Two years ago, FoldIt made headlines, lots of them, when players of the online protein-folding video game took three weeks to solve the three dimensional structure of a simian retroviral protein that is used in animal models of HIV, but whose structure had eluded biochemists for more than a decade. Seth Cooper, the game’s co-creator, captured the attention of the crowd at the TEDMED medical technology conference in Washington, DC by recounting how thousands of players competed in that FoldIt challenge despite the lack of prize money or prestige. He even brought on-stage the winner, a beaming British lab technician named Mimi Minet whose identity had not been previously disclosed to the public.

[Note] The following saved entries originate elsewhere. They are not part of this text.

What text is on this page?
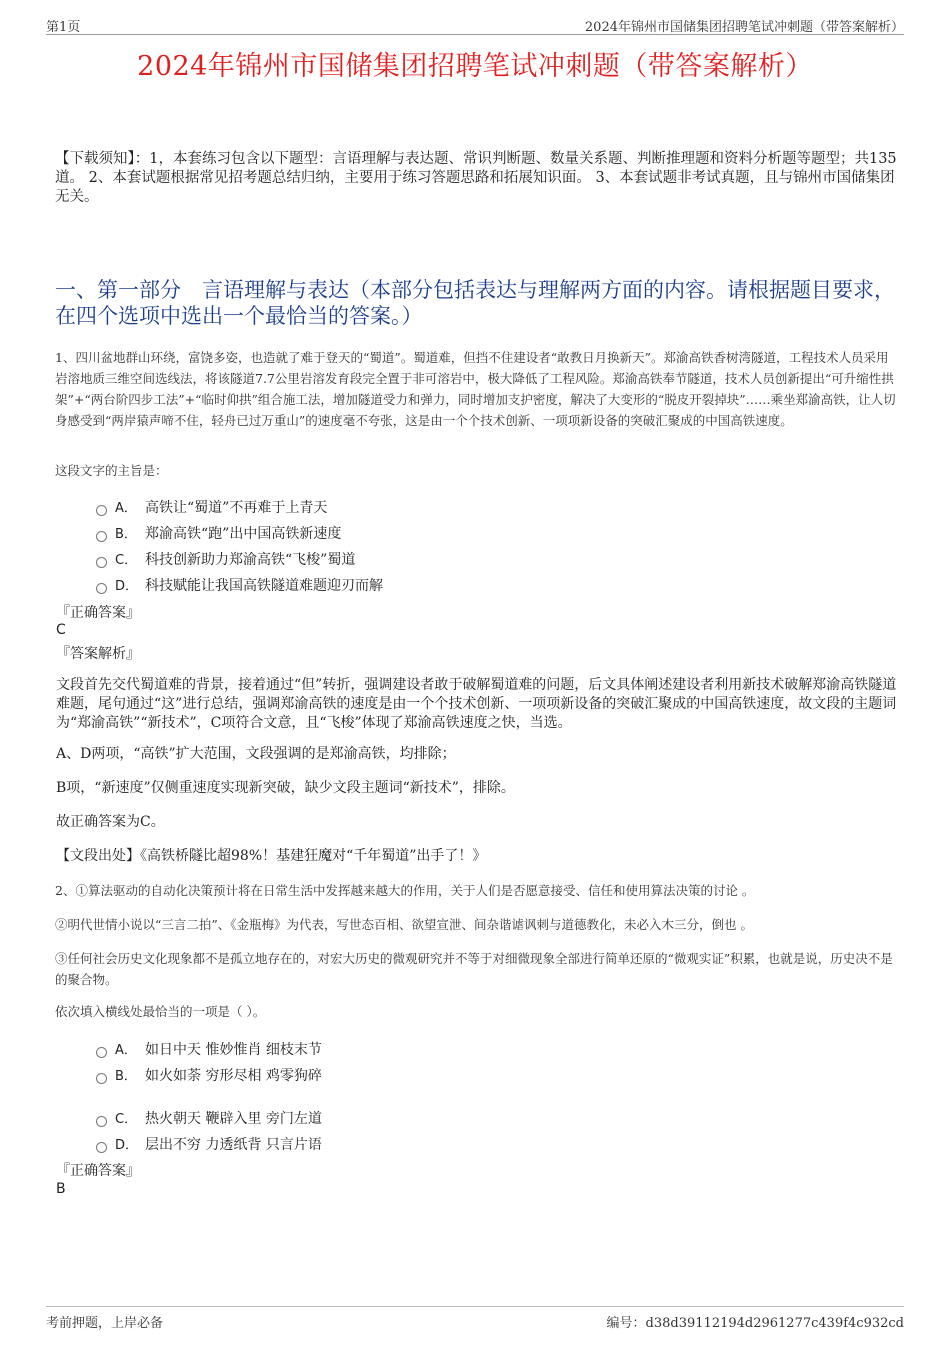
第1页	2024年锦州市国储集团招聘笔试冲刺题（带答案解析）
2024年锦州市国储集团招聘笔试冲刺题（带答案解析）
【下载须知】：1，本套练习包含以下题型：言语理解与表达题、常识判断题、数量关系题、判断推理题和资料分析题等题型；共135道。 2、本套试题根据常见招考题总结归纳，主要用于练习答题思路和拓展知识面。 3、本套试题非考试真题，且与锦州市国储集团无关。
一、第一部分　言语理解与表达（本部分包括表达与理解两方面的内容。请根据题目要求，在四个选项中选出一个最恰当的答案。）
1、四川盆地群山环绕，富饶多姿，也造就了难于登天的“蜀道”。蜀道难，但挡不住建设者“敢教日月换新天”。郑渝高铁香树湾隧道，工程技术人员采用岩溶地质三维空间选线法，将该隧道7.7公里岩溶发育段完全置于非可溶岩中，极大降低了工程风险。郑渝高铁奉节隧道，技术人员创新提出“可升缩性拱架”+“两台阶四步工法”+“临时仰拱”组合施工法，增加隧道受力和弹力，同时增加支护密度，解决了大变形的“脱皮开裂掉块”……乘坐郑渝高铁，让人切身感受到“两岸猿声啼不住，轻舟已过万重山”的速度毫不夸张，这是由一个个技术创新、一项项新设备的突破汇聚成的中国高铁速度。
这段文字的主旨是：
A． 高铁让“蜀道”不再难于上青天
B． 郑渝高铁“跑”出中国高铁新速度
C． 科技创新助力郑渝高铁“飞梭”蜀道
D． 科技赋能让我国高铁隧道难题迎刃而解
『正确答案』
C
『答案解析』
文段首先交代蜀道难的背景，接着通过“但”转折，强调建设者敢于破解蜀道难的问题，后文具体阐述建设者利用新技术破解郑渝高铁隧道难题，尾句通过“这”进行总结，强调郑渝高铁的速度是由一个个技术创新、一项项新设备的突破汇聚成的中国高铁速度，故文段的主题词为“郑渝高铁”“新技术”，C项符合文意，且“飞梭”体现了郑渝高铁速度之快，当选。
A、D两项，“高铁”扩大范围，文段强调的是郑渝高铁，均排除；
B项，“新速度”仅侧重速度实现新突破，缺少文段主题词“新技术”，排除。
故正确答案为C。
【文段出处】《高铁桥隧比超98%！基建狂魔对“千年蜀道”出手了！》
2、①算法驱动的自动化决策预计将在日常生活中发挥越来越大的作用，关于人们是否愿意接受、信任和使用算法决策的讨论 。
②明代世情小说以“三言二拍”、《金瓶梅》为代表，写世态百相、欲望宣泄、间杂谐谑讽刺与道德教化，未必入木三分，倒也 。
③任何社会历史文化现象都不是孤立地存在的，对宏大历史的微观研究并不等于对细微现象全部进行简单还原的“微观实证”积累，也就是说，历史决不是 的聚合物。
依次填入横线处最恰当的一项是（ ）。
A． 如日中天 惟妙惟肖 细枝末节
B． 如火如荼 穷形尽相 鸡零狗碎
C． 热火朝天 鞭辟入里 旁门左道
D． 层出不穷 力透纸背 只言片语
『正确答案』
B
考前押题，上岸必备	编号：d38d39112194d2961277c439f4c932cd
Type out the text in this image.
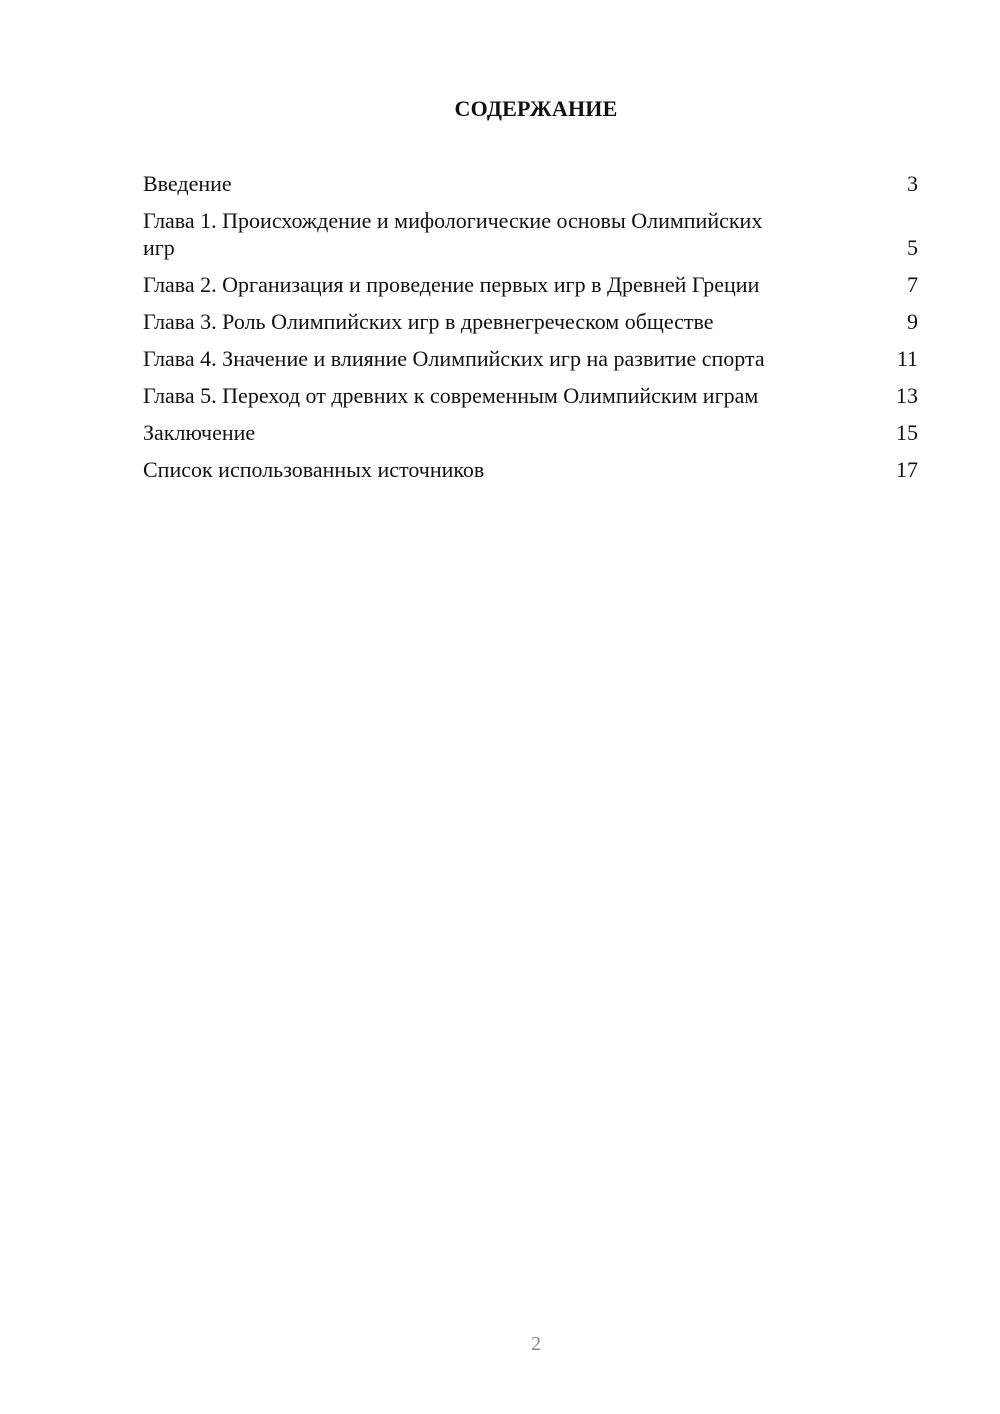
СОДЕРЖАНИЕ
Введение	3
Глава 1. Происхождение и мифологические основы Олимпийских игр	5
Глава 2. Организация и проведение первых игр в Древней Греции	7
Глава 3. Роль Олимпийских игр в древнегреческом обществе	9
Глава 4. Значение и влияние Олимпийских игр на развитие спорта	11
Глава 5. Переход от древних к современным Олимпийским играм	13
Заключение	15
Список использованных источников	17
2
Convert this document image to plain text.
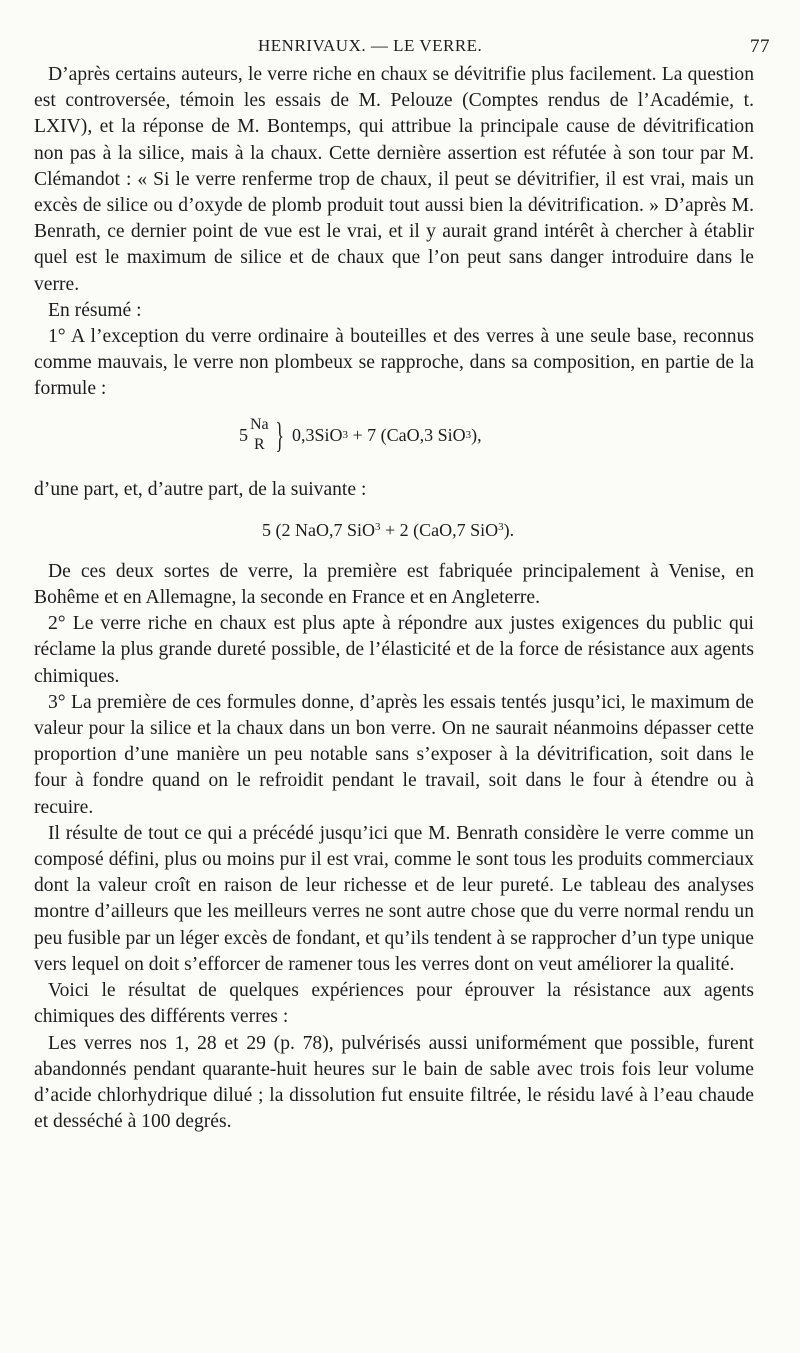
HENRIVAUX. — LE VERRE.	77

D’après certains auteurs, le verre riche en chaux se dévitrifie plus facilement. La question est controversée, témoin les essais de M. Pelouze (Comptes rendus de l’Académie, t. LXIV), et la réponse de M. Bontemps, qui attribue la principale cause de dévitrification non pas à la silice, mais à la chaux. Cette dernière assertion est réfutée à son tour par M. Clémandot : « Si le verre renferme trop de chaux, il peut se dévitrifier, il est vrai, mais un excès de silice ou d’oxyde de plomb produit tout aussi bien la dévitrification. » D’après M. Benrath, ce dernier point de vue est le vrai, et il y aurait grand intérêt à chercher à établir quel est le maximum de silice et de chaux que l’on peut sans danger introduire dans le verre.

En résumé :

1° A l’exception du verre ordinaire à bouteilles et des verres à une seule base, reconnus comme mauvais, le verre non plombeux se rapproche, dans sa composition, en partie de la formule :

5
Na
R } 0,3SiO 3 + 7 (CaO,3 SiO 3 ),

d’une part, et, d’autre part, de la suivante :

5 (2 NaO,7 SiO$^3$ + 2 (CaO,7 SiO$^3$).

De ces deux sortes de verre, la première est fabriquée principalement à Venise, en Bohême et en Allemagne, la seconde en France et en Angleterre.

2° Le verre riche en chaux est plus apte à répondre aux justes exigences du public qui réclame la plus grande dureté possible, de l’élasticité et de la force de résistance aux agents chimiques.

3° La première de ces formules donne, d’après les essais tentés jusqu’ici, le maximum de valeur pour la silice et la chaux dans un bon verre. On ne saurait néanmoins dépasser cette proportion d’une manière un peu notable sans s’exposer à la dévitrification, soit dans le four à fondre quand on le refroidit pendant le travail, soit dans le four à étendre ou à recuire.

Il résulte de tout ce qui a précédé jusqu’ici que M. Benrath considère le verre comme un composé défini, plus ou moins pur il est vrai, comme le sont tous les produits commerciaux dont la valeur croît en raison de leur richesse et de leur pureté. Le tableau des analyses montre d’ailleurs que les meilleurs verres ne sont autre chose que du verre normal rendu un peu fusible par un léger excès de fondant, et qu’ils tendent à se rapprocher d’un type unique vers lequel on doit s’efforcer de ramener tous les verres dont on veut améliorer la qualité.

Voici le résultat de quelques expériences pour éprouver la résistance aux agents chimiques des différents verres :

Les verres nos 1, 28 et 29 (p. 78), pulvérisés aussi uniformément que possible, furent abandonnés pendant quarante-huit heures sur le bain de sable avec trois fois leur volume d’acide chlorhydrique dilué ; la dissolution fut ensuite filtrée, le résidu lavé à l’eau chaude et desséché à 100 degrés.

But the hidden news, the ‘Easter egg’, so to speak, was that Cooper and his collaborators are updating FoldIt to leverage the power of online gaming to create new proteins—enzymes that could form the basis of novel drugs or improve how they are manufactured. This freshly expanded enzyme design platform for FoldIt saw initial success in January, when gamers using an early version created a blueprint for an enzyme that lab tests indicate speeds up a type of biosynthetic reaction used in the production of a variety of drugs—including the cholesterol medication lovastatin—by almost 2,000%.
“We’ve moved beyond just determining structures in nature,” Cooper, who is based at the University of Washington’s Center for Game Science in Seattle, told Nature Medicine. “We’re able to use the game to design brand new therapeutic enzymes.” He says players are now working on the ground-up design of a protein that would act as an inhibitor of the influenza A virus, and he expects to expand the drug development uses of the game to small molecule design within the next year.
Designing small molecules, which are not composed amino acid chains as proteins are, but still function according to their 3D folded shape, requires that Cooper and his team in Seattle add to the chemical building blocks available to FoldIt players. “To build proteins, players can swap out amino acids in a protein,” he explains, “and there are only 26 amino acids, so compiling the building blocks players will need is easy.”
For example, players can swap a tryptophan for a cysteine in the active site of a potential flu inhibitor and see how it changes the protein’s stability and its interaction with target proteins on the surface of the flu virus. But in order to design small molecules, FoldIt will need a new toolbox of organic subcomponents such as rings and chains of carbon that players can then piece together into larger molecules, adding functional groups like alcohols or sulfurs to create novel small molecule chemicals. Since there the number of organic subcomponents is virtually infinite, creating such a library is daunting, but “we’re hopeful that we’ll have a small molecule in the next year,” says Cooper.